Work On New Sainsbury Store Delayed
PUBLISHED: 09:54 01 September 2010
WORK on the new Sainsbury's superstore in Ely will not get underway until early next year despite planning permission being officially granted back in June.
WORK on the new Sainsbury’s superstore in Ely will not get underway until early next year despite planning permission being officially granted back in June.
As a condition of its planning permission granted almost three months ago, Sainsbury’s was required to carry out a series of contamination, archeological and traffic surveys on its new Lisle Lane site before work could begin with all findings required to be reported back to and approved by the district council.
The ongoing work is expected to continue for several months to come and means that the store’s projected opening time of Autumn 2011 is likely to be pushed back until the early part of 2012.
A spokesman for PPS Group, which is acting on behalf of Sainsbury’s said: “Following the planning committee’s positive decision in June on our proposals for a new Sainsbury’s food store, we have submitted an enhanced landscaping scheme, as requested by the council.
“This includes providing even more new trees on Cresswells Lane and within the proposed car park. If the committee goes with the officers’ recommendation to approve, we are keen to get started as soon as possible. Our timetable is geared towards starting work in early 2011 and opening in spring 2012.”

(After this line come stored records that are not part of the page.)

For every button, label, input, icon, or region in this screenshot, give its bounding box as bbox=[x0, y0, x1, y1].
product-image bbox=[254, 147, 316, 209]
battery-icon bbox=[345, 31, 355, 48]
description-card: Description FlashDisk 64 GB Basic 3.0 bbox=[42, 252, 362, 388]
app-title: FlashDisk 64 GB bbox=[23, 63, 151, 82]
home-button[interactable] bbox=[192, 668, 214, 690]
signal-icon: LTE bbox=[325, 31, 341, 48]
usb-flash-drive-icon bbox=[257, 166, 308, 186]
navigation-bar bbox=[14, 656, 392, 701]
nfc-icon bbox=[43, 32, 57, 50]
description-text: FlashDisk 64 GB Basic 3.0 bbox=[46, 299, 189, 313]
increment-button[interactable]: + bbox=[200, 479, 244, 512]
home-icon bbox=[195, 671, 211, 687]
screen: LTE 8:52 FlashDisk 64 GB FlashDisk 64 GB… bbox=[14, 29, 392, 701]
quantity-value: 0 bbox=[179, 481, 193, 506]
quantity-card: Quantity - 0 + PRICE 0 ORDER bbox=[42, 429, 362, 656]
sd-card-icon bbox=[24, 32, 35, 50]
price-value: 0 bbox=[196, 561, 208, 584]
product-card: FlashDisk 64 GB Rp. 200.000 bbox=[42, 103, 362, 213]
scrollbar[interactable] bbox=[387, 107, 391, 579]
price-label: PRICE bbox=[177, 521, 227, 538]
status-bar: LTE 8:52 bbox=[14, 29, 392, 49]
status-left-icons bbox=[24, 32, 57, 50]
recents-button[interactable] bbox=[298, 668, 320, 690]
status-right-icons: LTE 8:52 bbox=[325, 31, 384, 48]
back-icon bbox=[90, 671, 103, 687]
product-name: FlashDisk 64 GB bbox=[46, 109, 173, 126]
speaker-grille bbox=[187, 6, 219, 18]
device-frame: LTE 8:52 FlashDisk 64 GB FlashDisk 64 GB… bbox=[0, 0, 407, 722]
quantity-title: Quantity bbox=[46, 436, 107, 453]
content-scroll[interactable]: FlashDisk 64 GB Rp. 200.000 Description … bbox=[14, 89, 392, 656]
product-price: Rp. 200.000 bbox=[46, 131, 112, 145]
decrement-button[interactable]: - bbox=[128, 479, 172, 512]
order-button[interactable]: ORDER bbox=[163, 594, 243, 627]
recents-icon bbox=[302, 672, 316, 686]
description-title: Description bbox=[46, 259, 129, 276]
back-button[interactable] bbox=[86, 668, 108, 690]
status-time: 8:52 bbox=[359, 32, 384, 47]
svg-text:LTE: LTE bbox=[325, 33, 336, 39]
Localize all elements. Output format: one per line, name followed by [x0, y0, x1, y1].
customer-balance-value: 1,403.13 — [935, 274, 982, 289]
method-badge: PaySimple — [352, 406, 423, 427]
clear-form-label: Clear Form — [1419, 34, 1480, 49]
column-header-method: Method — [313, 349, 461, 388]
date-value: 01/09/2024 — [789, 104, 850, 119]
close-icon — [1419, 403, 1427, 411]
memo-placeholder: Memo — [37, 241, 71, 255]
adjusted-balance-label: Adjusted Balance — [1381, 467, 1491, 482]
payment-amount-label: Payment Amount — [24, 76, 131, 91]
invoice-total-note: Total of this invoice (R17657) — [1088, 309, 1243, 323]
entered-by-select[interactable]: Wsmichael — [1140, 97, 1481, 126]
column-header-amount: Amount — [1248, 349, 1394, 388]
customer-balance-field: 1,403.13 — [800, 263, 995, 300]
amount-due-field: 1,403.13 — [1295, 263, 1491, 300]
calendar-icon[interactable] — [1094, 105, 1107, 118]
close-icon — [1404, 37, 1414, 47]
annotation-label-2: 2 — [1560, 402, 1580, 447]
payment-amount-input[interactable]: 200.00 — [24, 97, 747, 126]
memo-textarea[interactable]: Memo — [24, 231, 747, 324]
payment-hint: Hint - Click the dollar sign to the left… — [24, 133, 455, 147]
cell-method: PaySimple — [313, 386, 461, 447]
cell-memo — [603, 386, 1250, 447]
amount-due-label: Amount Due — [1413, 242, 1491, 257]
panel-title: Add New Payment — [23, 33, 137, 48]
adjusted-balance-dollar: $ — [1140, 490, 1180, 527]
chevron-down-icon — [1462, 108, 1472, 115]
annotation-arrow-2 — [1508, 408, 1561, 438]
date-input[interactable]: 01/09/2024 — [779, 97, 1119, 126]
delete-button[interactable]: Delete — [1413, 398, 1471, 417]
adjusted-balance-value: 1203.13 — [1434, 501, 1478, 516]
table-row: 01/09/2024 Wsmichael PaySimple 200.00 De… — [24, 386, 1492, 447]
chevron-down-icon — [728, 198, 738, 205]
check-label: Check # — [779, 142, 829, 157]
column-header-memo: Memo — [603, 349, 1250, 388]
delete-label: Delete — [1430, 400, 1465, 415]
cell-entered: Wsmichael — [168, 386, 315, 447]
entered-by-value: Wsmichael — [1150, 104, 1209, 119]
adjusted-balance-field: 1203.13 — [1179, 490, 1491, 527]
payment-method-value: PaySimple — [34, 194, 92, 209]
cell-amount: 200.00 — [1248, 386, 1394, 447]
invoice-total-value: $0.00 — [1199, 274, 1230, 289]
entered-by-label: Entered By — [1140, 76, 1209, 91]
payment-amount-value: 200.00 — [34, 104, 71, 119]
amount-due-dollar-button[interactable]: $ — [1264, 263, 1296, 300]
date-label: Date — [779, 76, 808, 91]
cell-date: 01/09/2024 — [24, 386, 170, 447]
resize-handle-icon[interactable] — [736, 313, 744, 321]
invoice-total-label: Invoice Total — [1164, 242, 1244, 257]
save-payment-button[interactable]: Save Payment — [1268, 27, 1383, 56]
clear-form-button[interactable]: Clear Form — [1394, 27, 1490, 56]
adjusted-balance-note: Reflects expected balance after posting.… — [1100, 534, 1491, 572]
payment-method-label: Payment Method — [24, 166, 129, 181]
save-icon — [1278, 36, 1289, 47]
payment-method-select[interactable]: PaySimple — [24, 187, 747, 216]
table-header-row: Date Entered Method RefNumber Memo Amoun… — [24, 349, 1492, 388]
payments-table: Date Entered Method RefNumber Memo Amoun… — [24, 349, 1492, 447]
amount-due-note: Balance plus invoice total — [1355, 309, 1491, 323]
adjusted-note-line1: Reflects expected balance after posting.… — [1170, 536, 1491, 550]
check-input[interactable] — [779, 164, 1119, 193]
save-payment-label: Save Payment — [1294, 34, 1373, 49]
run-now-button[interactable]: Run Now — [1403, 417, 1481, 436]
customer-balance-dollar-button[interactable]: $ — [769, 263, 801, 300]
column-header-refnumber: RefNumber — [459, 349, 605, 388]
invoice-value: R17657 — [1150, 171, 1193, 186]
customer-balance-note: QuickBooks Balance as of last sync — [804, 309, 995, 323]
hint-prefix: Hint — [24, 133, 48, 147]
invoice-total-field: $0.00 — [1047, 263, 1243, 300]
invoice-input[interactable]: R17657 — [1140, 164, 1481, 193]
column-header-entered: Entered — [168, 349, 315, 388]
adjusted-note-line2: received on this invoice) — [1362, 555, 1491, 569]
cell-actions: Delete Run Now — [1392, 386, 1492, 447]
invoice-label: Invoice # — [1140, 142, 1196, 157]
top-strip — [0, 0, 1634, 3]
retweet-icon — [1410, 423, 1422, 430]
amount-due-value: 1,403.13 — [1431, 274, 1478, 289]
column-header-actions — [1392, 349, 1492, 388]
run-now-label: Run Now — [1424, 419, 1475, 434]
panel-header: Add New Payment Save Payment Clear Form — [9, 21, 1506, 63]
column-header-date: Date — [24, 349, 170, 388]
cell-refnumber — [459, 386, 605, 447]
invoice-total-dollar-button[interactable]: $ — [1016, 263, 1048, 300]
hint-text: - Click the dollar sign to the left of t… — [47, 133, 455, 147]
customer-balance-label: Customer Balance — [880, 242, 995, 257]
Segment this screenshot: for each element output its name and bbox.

The news comes as the supermarket giant was awaiting the green light by the district council to update its plans to plant more trees and shrubs on the site.

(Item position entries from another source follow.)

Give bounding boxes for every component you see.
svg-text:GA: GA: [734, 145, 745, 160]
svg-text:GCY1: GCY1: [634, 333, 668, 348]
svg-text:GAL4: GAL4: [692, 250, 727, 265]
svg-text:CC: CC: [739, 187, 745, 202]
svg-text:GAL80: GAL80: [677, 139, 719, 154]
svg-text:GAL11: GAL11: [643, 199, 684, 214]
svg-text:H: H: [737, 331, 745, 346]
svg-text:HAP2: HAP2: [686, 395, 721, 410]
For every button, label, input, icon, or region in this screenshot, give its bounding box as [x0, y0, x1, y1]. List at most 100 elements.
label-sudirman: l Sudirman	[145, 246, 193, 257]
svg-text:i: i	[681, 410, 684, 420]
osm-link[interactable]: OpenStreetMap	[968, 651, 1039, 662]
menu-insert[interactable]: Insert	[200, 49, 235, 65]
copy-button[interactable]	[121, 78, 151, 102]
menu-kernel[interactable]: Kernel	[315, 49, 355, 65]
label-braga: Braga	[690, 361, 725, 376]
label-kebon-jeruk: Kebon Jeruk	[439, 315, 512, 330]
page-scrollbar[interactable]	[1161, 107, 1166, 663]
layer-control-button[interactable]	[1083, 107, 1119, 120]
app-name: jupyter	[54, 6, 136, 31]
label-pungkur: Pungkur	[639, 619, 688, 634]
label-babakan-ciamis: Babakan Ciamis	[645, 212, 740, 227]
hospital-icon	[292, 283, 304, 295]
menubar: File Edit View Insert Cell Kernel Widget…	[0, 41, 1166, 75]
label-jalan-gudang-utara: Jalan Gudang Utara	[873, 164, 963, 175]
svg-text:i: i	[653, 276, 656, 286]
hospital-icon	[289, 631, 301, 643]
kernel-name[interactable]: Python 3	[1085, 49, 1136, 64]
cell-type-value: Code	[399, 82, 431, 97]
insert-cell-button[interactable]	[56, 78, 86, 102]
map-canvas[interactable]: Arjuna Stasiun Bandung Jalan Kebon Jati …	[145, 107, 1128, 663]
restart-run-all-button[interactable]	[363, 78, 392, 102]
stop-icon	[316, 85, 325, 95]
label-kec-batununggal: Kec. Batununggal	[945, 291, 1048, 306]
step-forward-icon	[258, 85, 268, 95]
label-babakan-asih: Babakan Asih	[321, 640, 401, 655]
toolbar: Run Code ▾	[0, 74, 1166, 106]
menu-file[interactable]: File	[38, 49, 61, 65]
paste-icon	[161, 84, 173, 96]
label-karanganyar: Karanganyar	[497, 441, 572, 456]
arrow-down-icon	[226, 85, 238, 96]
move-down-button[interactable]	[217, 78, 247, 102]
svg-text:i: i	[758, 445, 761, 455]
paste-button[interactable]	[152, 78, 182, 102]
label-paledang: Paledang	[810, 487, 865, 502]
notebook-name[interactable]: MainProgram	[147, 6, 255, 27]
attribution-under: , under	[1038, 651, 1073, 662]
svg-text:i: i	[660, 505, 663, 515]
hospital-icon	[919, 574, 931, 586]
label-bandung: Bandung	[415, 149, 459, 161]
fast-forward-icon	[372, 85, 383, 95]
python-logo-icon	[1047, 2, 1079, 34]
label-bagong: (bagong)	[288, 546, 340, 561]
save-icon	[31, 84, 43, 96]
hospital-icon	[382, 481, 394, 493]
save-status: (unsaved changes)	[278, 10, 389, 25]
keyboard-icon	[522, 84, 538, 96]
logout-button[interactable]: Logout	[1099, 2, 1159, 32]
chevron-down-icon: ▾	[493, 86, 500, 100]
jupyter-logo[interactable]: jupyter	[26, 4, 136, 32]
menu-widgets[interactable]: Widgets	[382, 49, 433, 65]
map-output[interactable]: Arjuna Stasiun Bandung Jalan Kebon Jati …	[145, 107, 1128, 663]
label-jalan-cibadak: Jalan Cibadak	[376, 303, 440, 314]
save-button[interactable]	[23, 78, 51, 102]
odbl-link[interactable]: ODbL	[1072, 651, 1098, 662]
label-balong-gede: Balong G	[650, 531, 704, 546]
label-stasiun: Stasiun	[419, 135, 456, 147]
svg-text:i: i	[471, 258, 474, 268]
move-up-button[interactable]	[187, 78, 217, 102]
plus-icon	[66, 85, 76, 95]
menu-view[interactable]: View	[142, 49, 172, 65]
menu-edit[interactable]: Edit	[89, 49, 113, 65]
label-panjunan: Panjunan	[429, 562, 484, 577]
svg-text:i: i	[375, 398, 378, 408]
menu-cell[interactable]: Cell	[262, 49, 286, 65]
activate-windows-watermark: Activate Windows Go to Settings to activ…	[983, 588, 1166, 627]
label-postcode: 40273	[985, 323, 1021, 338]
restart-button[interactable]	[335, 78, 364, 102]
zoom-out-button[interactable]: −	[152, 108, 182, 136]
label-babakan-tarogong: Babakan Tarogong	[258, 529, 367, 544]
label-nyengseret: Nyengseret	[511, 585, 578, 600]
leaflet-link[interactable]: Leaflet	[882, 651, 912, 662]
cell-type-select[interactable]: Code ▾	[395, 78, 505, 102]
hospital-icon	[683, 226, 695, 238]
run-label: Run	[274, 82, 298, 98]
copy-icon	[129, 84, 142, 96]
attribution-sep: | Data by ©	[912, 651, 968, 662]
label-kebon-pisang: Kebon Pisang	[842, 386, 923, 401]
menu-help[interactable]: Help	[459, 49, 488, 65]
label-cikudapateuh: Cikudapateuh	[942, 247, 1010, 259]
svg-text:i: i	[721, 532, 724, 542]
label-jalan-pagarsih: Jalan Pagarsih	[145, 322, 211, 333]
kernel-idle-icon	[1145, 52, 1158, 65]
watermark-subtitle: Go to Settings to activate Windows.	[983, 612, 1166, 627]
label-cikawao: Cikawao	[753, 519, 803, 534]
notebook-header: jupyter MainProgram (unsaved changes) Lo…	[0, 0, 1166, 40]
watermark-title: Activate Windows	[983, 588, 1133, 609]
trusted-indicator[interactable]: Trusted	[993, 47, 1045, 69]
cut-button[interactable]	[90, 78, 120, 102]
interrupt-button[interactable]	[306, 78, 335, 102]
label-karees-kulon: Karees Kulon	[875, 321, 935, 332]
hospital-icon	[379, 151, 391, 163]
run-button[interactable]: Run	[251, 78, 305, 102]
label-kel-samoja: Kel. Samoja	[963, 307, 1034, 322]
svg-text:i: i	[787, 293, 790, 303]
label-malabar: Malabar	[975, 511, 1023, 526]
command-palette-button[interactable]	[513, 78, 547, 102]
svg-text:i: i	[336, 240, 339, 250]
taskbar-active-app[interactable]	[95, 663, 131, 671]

The move was in response to a request made by councillors in June, when Sainsbury’s was asked to come back to the council with plans that included more trees and shrubbery around the new site to help screen the superstore from neighbouring residents and to improve the view of the store itself.
When work is finally completed, the new store will bring about 400 new jobs to the district along with 470 parking spaces and a new recycling facility. The majority of the parking for the supermarket will be underground with customers taking travalators up into the store itself.
Representatives from Sainsbury’s predict that the new store will bring in £9 million in extra trade to the city
and could also claw back £6 million that is being spent elsewhere in the county.
A part-subsidised bus service will also take customers from the north of the city to the Lisle Lane store.